Original hospice board gets tour of Campbell House

Categories: In The Media.

As the final touches are made to the Campbell House palliative care facility, the committee which launched Hospice Georgian Triangle in 1987 took a tour of the six-bed hospice before sitting down for tea and to reminisce about hospice’s origins in Collingwood.

“Absolutely amazing, incredible,” said Rev. Richard Newland, the inaugural chair of Hospice Georgian Triangle, as he stood in the homey front entrance that resembles someone’s living room. “I would have never dreamed that it would have developed into something like this.

“But having seen the facility, knowing what palliative people are faced with, Collingwood has a real gem here.”

Newland was a pastor serving the Anglican parishes in Batteaux, Duntroon and Singhampton in the mid-1980s, fresh from the seminary, and had spent his last year of training at the parish in King City. He had been introduced to the idea of palliative care services with Hospice King, the first volunteer hospice organization in the province, started by two members of the congregation.

“That had really, really stuck with me; prior to being ordained, I had been a funeral director, and was aware of all the end-of-life issues,” said Newland, who is now at a parish in Scarborough. “When I came up here to start my ministry, I never forgot the experience of King City, and that Hospice King environment.”

“Everybody was thinking about it, but nothing was happening until Richard pulled us together,” added Rebecca Wall, another original board member who is still part of Hospice Georgian Triangle. “We had no money and were just volunteers… but we were people who had passion and believed something more could be done for people at the end-of life.”

Newland contacted every agency he could think of, and organized a meeting at All Saints’ Anglican Church, “and we started to plot on how we could do this.”

“I can’t remember what was the impetus, but I do remember I called every existing agency in town, from the Cancer Society to the Red Cross, the VON, the hospital — every agency I could find to see if there is was anything being done around palliative care issues, and there was nothing,” said Newland.

“My idea was always community-based hospice, but I was using the Hospice King model, which was into the home,” said Newland. “This is certainly a wonderful way in which to do it.”

Every agency agreed to provide a representative for a board of directors, and one member’s husband was a lawyer and guided the group through the incorporation process to get a charitable status number.

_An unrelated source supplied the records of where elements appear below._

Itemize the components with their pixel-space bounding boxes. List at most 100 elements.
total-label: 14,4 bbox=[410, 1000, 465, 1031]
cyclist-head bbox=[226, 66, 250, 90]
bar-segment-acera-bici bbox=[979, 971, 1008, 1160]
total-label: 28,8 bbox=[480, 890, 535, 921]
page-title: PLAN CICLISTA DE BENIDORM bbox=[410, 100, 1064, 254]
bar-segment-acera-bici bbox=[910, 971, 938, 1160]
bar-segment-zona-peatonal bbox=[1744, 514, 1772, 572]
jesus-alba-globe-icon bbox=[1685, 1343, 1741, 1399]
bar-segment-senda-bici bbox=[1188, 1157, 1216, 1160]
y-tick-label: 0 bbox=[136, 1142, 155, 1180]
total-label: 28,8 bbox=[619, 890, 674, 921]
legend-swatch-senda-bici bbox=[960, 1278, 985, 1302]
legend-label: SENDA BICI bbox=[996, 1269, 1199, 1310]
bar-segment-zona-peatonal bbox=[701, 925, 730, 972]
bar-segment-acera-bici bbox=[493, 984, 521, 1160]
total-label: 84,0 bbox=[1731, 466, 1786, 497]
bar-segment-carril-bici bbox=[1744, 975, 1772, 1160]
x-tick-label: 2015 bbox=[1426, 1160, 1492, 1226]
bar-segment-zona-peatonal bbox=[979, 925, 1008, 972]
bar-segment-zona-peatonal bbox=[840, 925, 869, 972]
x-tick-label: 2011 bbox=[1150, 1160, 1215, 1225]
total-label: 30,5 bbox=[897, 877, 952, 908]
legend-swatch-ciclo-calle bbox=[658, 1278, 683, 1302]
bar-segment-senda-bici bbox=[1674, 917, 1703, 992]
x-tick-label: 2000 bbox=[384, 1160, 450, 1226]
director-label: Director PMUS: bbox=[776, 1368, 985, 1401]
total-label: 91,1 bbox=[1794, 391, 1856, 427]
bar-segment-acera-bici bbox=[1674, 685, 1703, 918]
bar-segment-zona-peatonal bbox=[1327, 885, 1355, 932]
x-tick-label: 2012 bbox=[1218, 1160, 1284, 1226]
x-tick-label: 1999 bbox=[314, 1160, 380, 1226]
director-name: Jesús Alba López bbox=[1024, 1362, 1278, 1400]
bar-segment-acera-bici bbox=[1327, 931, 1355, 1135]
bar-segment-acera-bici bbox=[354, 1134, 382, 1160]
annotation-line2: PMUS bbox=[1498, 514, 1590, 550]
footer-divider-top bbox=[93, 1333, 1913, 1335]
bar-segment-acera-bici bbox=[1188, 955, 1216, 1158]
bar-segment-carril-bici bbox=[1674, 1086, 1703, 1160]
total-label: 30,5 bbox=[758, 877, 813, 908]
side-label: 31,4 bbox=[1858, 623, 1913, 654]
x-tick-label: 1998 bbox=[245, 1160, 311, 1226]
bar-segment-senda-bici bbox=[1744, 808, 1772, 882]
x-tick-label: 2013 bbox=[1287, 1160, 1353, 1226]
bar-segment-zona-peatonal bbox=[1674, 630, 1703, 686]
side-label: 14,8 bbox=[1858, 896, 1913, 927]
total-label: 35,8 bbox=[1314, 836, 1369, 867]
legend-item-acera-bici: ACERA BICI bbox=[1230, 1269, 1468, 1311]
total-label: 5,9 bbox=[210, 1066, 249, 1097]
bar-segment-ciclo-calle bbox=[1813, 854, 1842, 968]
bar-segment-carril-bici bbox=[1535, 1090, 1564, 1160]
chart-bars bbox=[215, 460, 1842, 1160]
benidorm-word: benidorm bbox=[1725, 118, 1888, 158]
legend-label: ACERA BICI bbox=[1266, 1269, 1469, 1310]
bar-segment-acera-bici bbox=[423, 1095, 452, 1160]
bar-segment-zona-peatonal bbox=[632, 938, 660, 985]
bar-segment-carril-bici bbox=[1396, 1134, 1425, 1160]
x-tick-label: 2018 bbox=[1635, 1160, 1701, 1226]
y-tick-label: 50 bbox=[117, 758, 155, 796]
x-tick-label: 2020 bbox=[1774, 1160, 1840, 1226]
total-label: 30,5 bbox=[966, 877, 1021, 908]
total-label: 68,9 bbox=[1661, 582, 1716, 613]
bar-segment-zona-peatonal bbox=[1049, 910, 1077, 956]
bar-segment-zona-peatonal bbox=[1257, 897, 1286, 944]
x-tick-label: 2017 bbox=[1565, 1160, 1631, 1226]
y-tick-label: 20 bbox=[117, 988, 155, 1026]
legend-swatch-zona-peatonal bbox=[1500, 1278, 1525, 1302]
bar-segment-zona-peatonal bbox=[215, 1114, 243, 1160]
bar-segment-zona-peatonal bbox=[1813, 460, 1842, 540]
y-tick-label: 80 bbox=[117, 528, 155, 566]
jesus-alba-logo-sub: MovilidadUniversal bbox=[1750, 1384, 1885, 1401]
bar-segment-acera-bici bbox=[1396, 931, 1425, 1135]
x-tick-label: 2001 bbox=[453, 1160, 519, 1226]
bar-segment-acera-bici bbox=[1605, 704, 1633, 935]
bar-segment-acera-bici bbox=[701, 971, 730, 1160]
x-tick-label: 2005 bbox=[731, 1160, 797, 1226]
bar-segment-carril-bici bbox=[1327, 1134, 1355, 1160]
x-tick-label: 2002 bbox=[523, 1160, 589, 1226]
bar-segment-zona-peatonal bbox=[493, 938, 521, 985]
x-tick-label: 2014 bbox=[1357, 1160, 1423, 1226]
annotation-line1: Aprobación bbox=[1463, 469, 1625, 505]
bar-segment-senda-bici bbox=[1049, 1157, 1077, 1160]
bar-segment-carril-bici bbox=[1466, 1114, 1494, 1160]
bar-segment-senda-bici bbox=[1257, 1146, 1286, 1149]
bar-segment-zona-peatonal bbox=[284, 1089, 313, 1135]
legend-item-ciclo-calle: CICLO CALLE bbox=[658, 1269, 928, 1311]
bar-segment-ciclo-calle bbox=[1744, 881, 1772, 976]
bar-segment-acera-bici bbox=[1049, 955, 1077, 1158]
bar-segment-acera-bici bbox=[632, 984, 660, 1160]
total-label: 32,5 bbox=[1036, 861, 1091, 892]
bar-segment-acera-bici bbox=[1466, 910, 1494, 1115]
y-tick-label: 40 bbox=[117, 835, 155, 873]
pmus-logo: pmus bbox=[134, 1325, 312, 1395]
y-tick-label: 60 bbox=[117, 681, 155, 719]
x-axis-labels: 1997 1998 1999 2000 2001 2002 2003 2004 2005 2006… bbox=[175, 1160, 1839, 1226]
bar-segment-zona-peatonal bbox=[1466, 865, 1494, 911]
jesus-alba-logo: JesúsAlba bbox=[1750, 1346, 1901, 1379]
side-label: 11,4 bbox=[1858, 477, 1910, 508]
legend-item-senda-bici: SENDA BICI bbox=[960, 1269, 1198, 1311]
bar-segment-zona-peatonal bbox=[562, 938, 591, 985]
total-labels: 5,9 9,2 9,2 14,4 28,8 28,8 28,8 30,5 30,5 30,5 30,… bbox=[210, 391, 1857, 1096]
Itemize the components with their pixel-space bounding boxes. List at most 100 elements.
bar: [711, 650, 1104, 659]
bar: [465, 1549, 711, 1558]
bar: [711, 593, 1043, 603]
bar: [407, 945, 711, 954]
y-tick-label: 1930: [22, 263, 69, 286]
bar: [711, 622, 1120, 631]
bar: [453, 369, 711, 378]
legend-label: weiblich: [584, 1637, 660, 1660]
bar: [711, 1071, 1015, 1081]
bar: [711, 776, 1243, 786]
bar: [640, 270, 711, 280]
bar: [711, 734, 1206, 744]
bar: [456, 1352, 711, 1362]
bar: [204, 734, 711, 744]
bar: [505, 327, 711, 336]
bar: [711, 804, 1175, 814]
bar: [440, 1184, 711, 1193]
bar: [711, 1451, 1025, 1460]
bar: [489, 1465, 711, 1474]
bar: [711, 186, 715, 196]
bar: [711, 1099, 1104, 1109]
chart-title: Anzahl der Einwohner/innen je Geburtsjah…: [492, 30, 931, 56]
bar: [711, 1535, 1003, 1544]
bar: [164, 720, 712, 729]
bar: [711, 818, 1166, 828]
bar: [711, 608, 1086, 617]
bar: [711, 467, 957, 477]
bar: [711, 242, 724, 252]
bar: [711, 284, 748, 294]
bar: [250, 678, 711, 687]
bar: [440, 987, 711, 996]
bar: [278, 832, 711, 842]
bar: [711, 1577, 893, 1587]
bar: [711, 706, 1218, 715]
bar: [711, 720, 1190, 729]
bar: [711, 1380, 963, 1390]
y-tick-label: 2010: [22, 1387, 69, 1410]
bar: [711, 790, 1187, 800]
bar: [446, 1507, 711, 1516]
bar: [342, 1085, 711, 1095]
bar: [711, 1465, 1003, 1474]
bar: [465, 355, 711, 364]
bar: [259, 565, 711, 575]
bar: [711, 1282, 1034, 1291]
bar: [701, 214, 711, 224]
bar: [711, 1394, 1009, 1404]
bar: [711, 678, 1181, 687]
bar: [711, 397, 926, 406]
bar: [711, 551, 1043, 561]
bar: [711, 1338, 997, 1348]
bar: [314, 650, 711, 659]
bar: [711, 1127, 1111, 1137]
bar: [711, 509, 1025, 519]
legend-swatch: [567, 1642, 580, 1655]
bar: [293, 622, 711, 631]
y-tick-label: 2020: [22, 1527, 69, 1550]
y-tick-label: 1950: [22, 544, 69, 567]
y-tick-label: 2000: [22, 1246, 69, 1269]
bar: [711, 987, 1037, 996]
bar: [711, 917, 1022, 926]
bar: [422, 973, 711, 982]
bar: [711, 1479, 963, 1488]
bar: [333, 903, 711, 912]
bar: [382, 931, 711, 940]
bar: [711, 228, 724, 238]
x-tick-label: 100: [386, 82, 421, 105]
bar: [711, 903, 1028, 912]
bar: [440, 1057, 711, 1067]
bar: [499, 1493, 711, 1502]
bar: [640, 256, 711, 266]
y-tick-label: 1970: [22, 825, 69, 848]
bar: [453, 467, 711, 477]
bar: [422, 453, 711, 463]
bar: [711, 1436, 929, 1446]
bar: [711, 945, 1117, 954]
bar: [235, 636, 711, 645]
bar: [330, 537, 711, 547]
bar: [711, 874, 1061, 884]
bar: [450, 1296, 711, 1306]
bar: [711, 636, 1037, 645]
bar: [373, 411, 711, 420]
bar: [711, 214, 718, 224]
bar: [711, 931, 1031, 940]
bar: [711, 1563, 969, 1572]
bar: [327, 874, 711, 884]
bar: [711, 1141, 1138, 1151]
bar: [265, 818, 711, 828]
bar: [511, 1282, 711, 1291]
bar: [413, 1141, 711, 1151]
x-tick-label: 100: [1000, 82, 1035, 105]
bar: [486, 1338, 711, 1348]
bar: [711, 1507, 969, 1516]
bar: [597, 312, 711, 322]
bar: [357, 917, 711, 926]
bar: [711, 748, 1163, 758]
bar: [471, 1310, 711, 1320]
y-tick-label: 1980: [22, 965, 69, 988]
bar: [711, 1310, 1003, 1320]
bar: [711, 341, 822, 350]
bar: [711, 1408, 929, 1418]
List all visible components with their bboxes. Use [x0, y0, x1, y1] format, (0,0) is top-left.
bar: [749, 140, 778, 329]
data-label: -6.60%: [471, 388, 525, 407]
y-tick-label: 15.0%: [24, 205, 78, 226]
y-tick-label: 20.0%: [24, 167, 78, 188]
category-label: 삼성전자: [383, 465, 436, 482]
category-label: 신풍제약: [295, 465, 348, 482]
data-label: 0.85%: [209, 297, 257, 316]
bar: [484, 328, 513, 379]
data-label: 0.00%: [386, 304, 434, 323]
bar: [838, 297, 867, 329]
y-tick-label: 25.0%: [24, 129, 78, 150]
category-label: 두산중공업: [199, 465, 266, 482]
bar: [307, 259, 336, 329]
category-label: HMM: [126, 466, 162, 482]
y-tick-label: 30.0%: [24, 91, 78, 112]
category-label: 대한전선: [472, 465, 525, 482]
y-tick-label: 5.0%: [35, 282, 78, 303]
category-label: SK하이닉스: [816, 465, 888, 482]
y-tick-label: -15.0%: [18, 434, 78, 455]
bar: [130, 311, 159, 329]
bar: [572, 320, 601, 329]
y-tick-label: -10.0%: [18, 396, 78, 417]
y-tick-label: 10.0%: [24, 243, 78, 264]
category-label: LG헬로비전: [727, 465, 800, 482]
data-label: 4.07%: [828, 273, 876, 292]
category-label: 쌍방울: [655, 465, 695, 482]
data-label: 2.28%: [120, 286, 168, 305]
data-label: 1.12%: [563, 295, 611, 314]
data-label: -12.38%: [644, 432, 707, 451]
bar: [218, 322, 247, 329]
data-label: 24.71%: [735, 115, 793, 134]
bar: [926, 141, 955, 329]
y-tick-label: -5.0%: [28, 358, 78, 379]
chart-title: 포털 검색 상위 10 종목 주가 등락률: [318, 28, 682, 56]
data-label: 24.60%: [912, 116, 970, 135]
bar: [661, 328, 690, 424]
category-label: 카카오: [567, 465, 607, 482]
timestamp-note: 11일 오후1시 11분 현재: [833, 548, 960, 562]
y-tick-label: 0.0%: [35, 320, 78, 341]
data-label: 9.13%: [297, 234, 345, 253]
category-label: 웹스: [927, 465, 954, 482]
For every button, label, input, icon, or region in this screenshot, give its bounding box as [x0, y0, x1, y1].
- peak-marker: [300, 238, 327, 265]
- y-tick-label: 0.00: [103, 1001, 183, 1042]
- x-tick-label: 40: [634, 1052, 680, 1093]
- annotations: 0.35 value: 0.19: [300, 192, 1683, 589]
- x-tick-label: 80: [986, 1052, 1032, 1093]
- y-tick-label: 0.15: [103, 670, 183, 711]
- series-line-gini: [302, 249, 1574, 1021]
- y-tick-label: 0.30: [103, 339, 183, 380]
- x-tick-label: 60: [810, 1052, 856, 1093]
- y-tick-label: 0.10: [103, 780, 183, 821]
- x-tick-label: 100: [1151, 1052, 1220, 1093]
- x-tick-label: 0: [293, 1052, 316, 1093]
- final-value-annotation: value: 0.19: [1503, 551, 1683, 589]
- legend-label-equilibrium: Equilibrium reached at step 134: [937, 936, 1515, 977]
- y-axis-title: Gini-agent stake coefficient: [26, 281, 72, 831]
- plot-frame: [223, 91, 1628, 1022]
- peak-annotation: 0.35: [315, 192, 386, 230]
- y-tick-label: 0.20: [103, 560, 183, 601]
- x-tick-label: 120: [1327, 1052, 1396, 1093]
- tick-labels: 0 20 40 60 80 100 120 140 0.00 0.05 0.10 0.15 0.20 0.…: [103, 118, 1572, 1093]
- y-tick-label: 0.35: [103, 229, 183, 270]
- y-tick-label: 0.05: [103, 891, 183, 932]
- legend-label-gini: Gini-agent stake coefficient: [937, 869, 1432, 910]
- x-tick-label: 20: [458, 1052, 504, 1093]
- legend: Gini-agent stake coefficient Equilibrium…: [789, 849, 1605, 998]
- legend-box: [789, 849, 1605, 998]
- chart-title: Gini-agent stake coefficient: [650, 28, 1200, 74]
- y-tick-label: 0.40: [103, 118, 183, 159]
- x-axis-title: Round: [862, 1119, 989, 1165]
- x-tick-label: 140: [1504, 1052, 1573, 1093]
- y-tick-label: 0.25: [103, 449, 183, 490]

“By the end of the first year we were incorporated, had a charitable status number, and we started to do some fundraising and find volunteers,” said Newland. “But it was such a foreign idea; a lot of people didn’t trust us — ’what are you guys about? You want to send non-medical volunteers into my home to help me with my relative who is dying?’ The answer was, ‘yes, we did, you need some help, if you want it’.”

The tour for the inaugural board was just one of several visits to Campbell House this week from local doctors, politicians, service clubs, and representatives of the Local Health Integration Network — which provided the final piece of the puzzle earlier this year by committing to $540,000 in annual operational funding.

That will help pay for the staff of registered nurses and personal support workers now employed at the facility, which will be operating 24 hours a day, seven days a week once it opens its doors.